CIMA BA3 Syllabus D. ANALYSIS OF FINANCIAL STATEMENTS - Profitability Ratios - Notes 1 / 5
Return on Capital Employed
ROCE
This is a measure of management’s overall efficiency in using the finance/assets.
Additionally, it is most correct to use average total capital employed during the year, as the profit has been earned throughput the year. However, if you are not given the average capital employed, then simply use the capital employed at the end of the year.
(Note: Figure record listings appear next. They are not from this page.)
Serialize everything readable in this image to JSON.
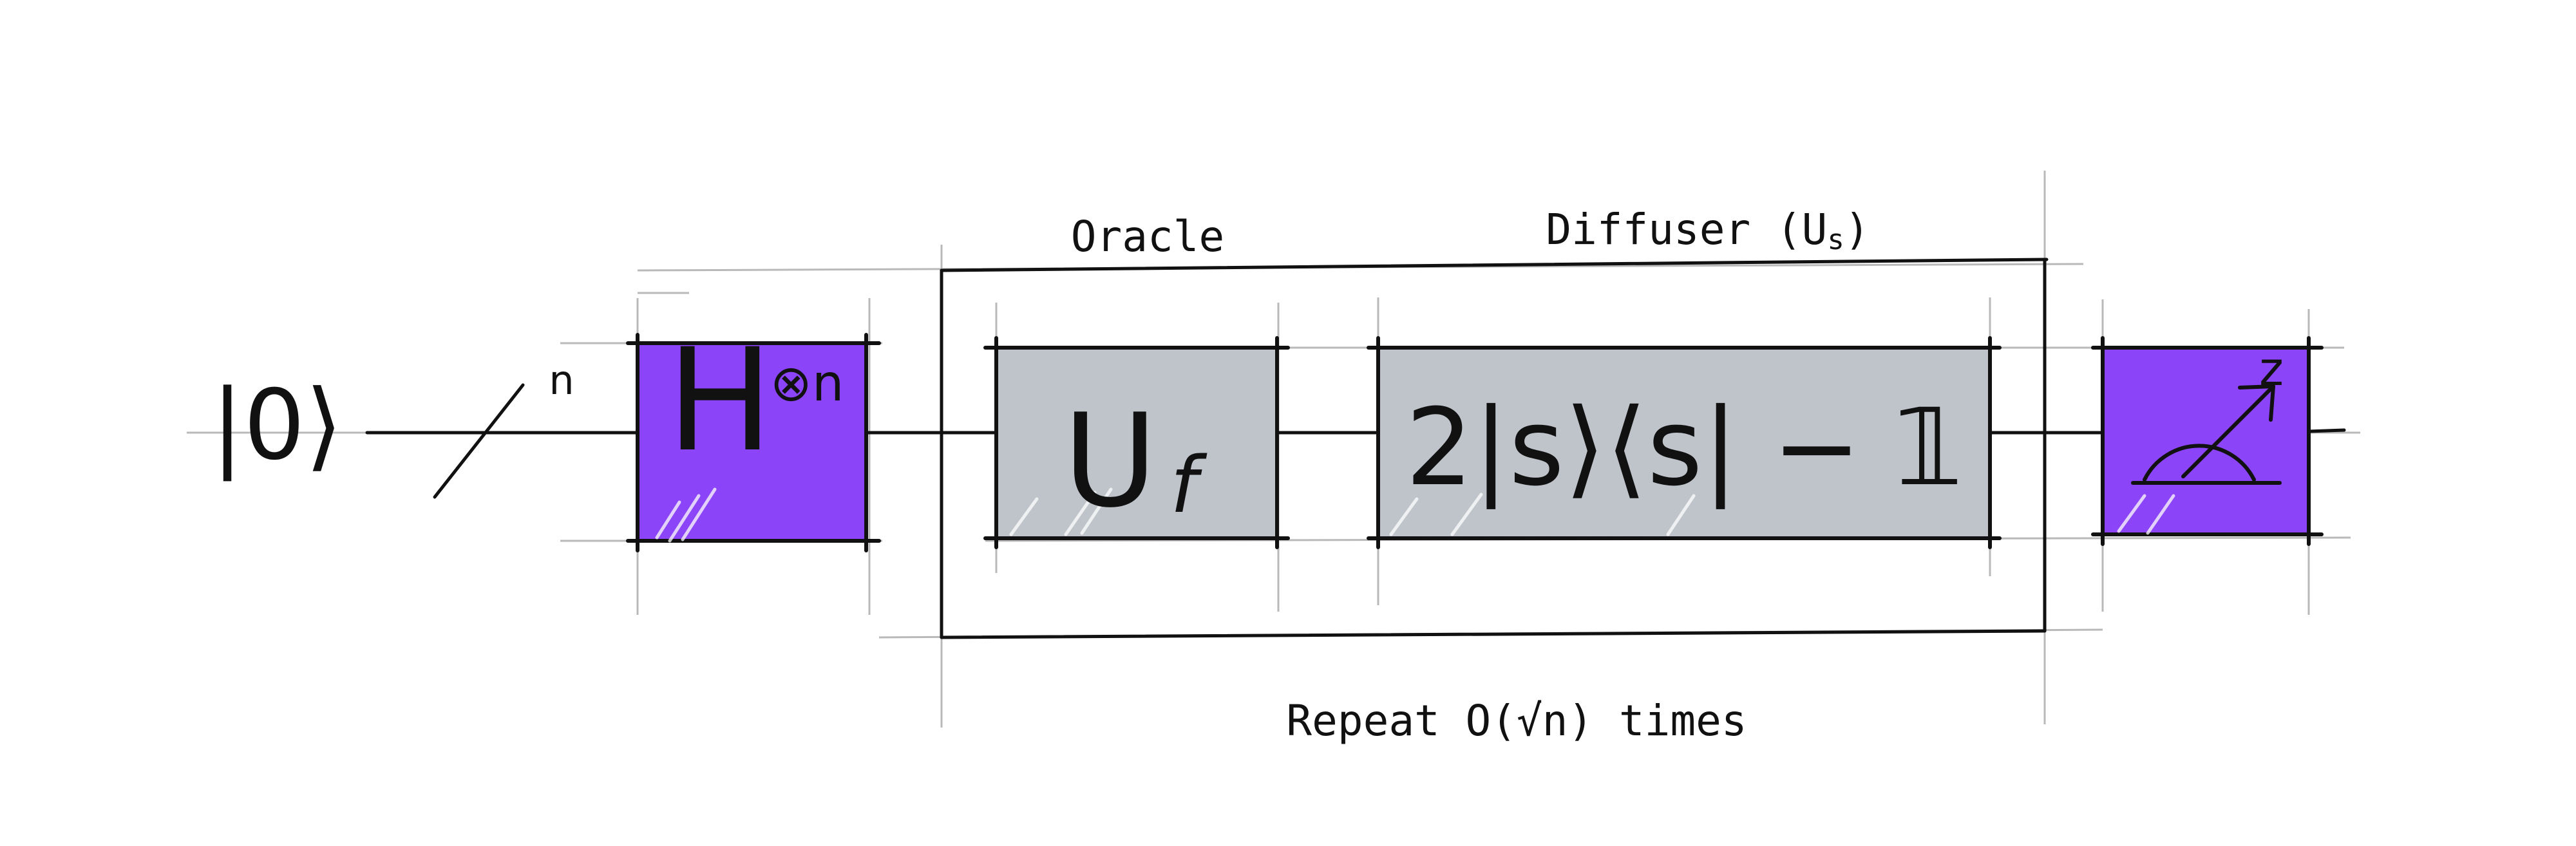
{
  "colors": {
    "gate_purple": "#8b44f7",
    "gate_gray": "#bfc4cb",
    "ink": "#111111",
    "guide": "#b9b9b9"
  },
  "input": {
    "ket_symbol": "|0⟩",
    "register_size": "n"
  },
  "hadamard": {
    "label": "H",
    "superscript": "⊗n"
  },
  "loop": {
    "oracle_label": "Oracle",
    "diffuser_label": "Diffuser (U",
    "diffuser_subscript": "s",
    "diffuser_close": ")",
    "repeat_label": "Repeat O(√n) times"
  },
  "oracle_gate": {
    "symbol": "U",
    "subscript": "f"
  },
  "diffuser_gate": {
    "expression": "2|s⟩⟨s| − 𝟙"
  },
  "measurement": {
    "basis_label": "z",
    "icon": "meter-icon"
  }
}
ROCE will increase if less PPE is in the accounts
So old PPE will give a higher than usual ROCE
ROCE will decrease if more PPE is in the accounts
So, Revaluations upwards will give a lower than usual ROCE
ROCE will increase if less expenses (except interest and tax) are in the accounts
ROCE will decrease if more loans / share issues are made that year - especially near the year end
ROCE can be broken down (explained by) 2 more ratios:
Operating Margin
Asset Turnover
So if Operating Margin is up and ROCE is down - Net Asset Turnover must be down a lot
(The assets aren't producing the amount of sales they used to)
Operating Margin
= Operating Profit (PBIT) / Sales
Asset Turnover
= Sales / Capital Employed
Gross Margin
Gross Margin is affected by..
An increase in the sales PRICE or decrease in COS PRICE
An increase in gross profit as a whole doesn't necessarily mean an increase in the margin - as it could be due to more volume and nothing to do with the price
Inventory measured in different ways (as this affects "price")
Inventory write downs due to damage/obsolescence (You've reduced its 'price')
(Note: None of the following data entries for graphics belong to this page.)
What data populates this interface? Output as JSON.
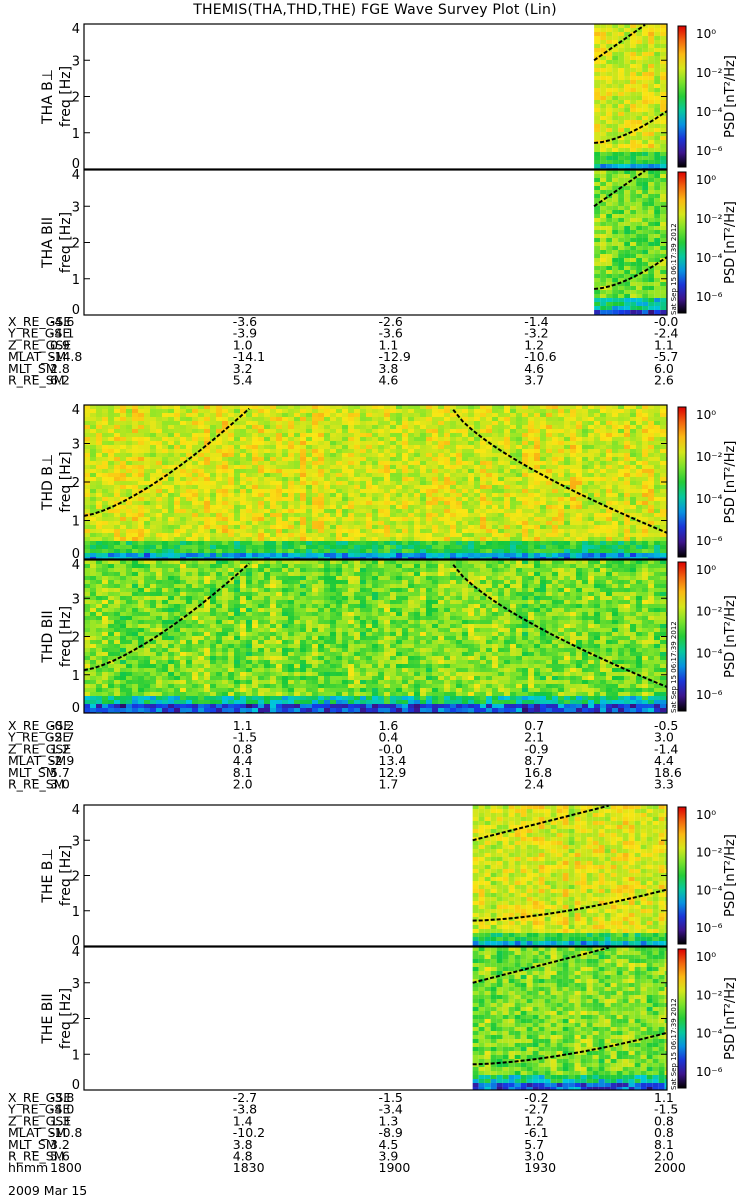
{
  "title": "THEMIS(THA,THD,THE) FGE Wave Survey Plot (Lin)",
  "timestamp": "Sat Sep 15 06:17:39 2012",
  "ylabel": "freq [Hz]",
  "cbar_label": "PSD [nT²/Hz]",
  "cbar_ticks": [
    "10⁰",
    "10⁻²",
    "10⁻⁴",
    "10⁻⁶"
  ],
  "yticks": [
    "0",
    "1",
    "2",
    "3",
    "4"
  ],
  "probes": [
    {
      "id": "THA",
      "panels": [
        {
          "name": "THA B⊥",
          "label": "THA B⊥"
        },
        {
          "name": "THA B∥",
          "label": "THA BII"
        }
      ],
      "data_start_time": "1945",
      "ephemeris": {
        "labels": [
          "X_RE_GSE",
          "Y_RE_GSE",
          "Z_RE_GSE",
          "MLAT_SM",
          "MLT_SM",
          "R_RE_SM"
        ],
        "rows": [
          [
            "-4.6",
            "-3.6",
            "-2.6",
            "-1.4",
            "-0.0"
          ],
          [
            "-4.1",
            "-3.9",
            "-3.6",
            "-3.2",
            "-2.4"
          ],
          [
            "0.9",
            "1.0",
            "1.1",
            "1.2",
            "1.1"
          ],
          [
            "-14.8",
            "-14.1",
            "-12.9",
            "-10.6",
            "-5.7"
          ],
          [
            "2.8",
            "3.2",
            "3.8",
            "4.6",
            "6.0"
          ],
          [
            "6.2",
            "5.4",
            "4.6",
            "3.7",
            "2.6"
          ]
        ]
      }
    },
    {
      "id": "THD",
      "panels": [
        {
          "name": "THD B⊥",
          "label": "THD B⊥"
        },
        {
          "name": "THD B∥",
          "label": "THD BII"
        }
      ],
      "data_start_time": "1800",
      "ephemeris": {
        "labels": [
          "X_RE_GSE",
          "Y_RE_GSE",
          "Z_RE_GSE",
          "MLAT_SM",
          "MLT_SM",
          "R_RE_SM"
        ],
        "rows": [
          [
            "-0.2",
            "1.1",
            "1.6",
            "0.7",
            "-0.5"
          ],
          [
            "-2.7",
            "-1.5",
            "0.4",
            "2.1",
            "3.0"
          ],
          [
            "1.2",
            "0.8",
            "-0.0",
            "-0.9",
            "-1.4"
          ],
          [
            "-2.9",
            "4.4",
            "13.4",
            "8.7",
            "4.4"
          ],
          [
            "5.7",
            "8.1",
            "12.9",
            "16.8",
            "18.6"
          ],
          [
            "3.0",
            "2.0",
            "1.7",
            "2.4",
            "3.3"
          ]
        ]
      }
    },
    {
      "id": "THE",
      "panels": [
        {
          "name": "THE B⊥",
          "label": "THE B⊥"
        },
        {
          "name": "THE B∥",
          "label": "THE BII"
        }
      ],
      "data_start_time": "1920",
      "ephemeris": {
        "labels": [
          "X_RE_GSE",
          "Y_RE_GSE",
          "Z_RE_GSE",
          "MLAT_SM",
          "MLT_SM",
          "R_RE_SM",
          "hhmm"
        ],
        "rows": [
          [
            "-3.8",
            "-2.7",
            "-1.5",
            "-0.2",
            "1.1"
          ],
          [
            "-4.0",
            "-3.8",
            "-3.4",
            "-2.7",
            "-1.5"
          ],
          [
            "1.3",
            "1.4",
            "1.3",
            "1.2",
            "0.8"
          ],
          [
            "-10.8",
            "-10.2",
            "-8.9",
            "-6.1",
            "0.8"
          ],
          [
            "3.2",
            "3.8",
            "4.5",
            "5.7",
            "8.1"
          ],
          [
            "5.6",
            "4.8",
            "3.9",
            "3.0",
            "2.0"
          ],
          [
            "1800",
            "1830",
            "1900",
            "1930",
            "2000"
          ]
        ]
      }
    }
  ],
  "date_label": "2009 Mar 15",
  "chart_data": {
    "type": "heatmap",
    "title": "THEMIS(THA,THD,THE) FGE Wave Survey Plot (Lin)",
    "xlabel": "hhmm",
    "ylabel": "freq [Hz]",
    "xlim": [
      "1800",
      "2000"
    ],
    "ylim": [
      0,
      4
    ],
    "colorbar": {
      "label": "PSD [nT²/Hz]",
      "scale": "log",
      "range": [
        "1e-6",
        "1e1"
      ]
    },
    "x_ticks": [
      "1800",
      "1830",
      "1900",
      "1930",
      "2000"
    ],
    "y_ticks": [
      0,
      1,
      2,
      3,
      4
    ],
    "series": [
      {
        "name": "THA B⊥",
        "data_start": "1945",
        "data_end": "2000"
      },
      {
        "name": "THA B∥",
        "data_start": "1945",
        "data_end": "2000"
      },
      {
        "name": "THD B⊥",
        "data_start": "1800",
        "data_end": "2000"
      },
      {
        "name": "THD B∥",
        "data_start": "1800",
        "data_end": "2000"
      },
      {
        "name": "THE B⊥",
        "data_start": "1920",
        "data_end": "2000"
      },
      {
        "name": "THE B∥",
        "data_start": "1920",
        "data_end": "2000"
      }
    ],
    "colors": {
      "low": "#3020a0",
      "mid": "#20c060",
      "high": "#f8e020",
      "peak": "#e02010"
    }
  }
}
A change in the Sales Mix - different items sell at different prices
New (different margin) products - have different prices and hence margins
New suppliers with different prices
Discounts offered - reducing the sales price
More or less Import duties - changing COS price
Exchange rate fluctuations
Change in cost classification:
eg. Some costs included as operating expenses now in cost of sales
Gross Profit Mark up
This ratio is an alternative measure of profitability.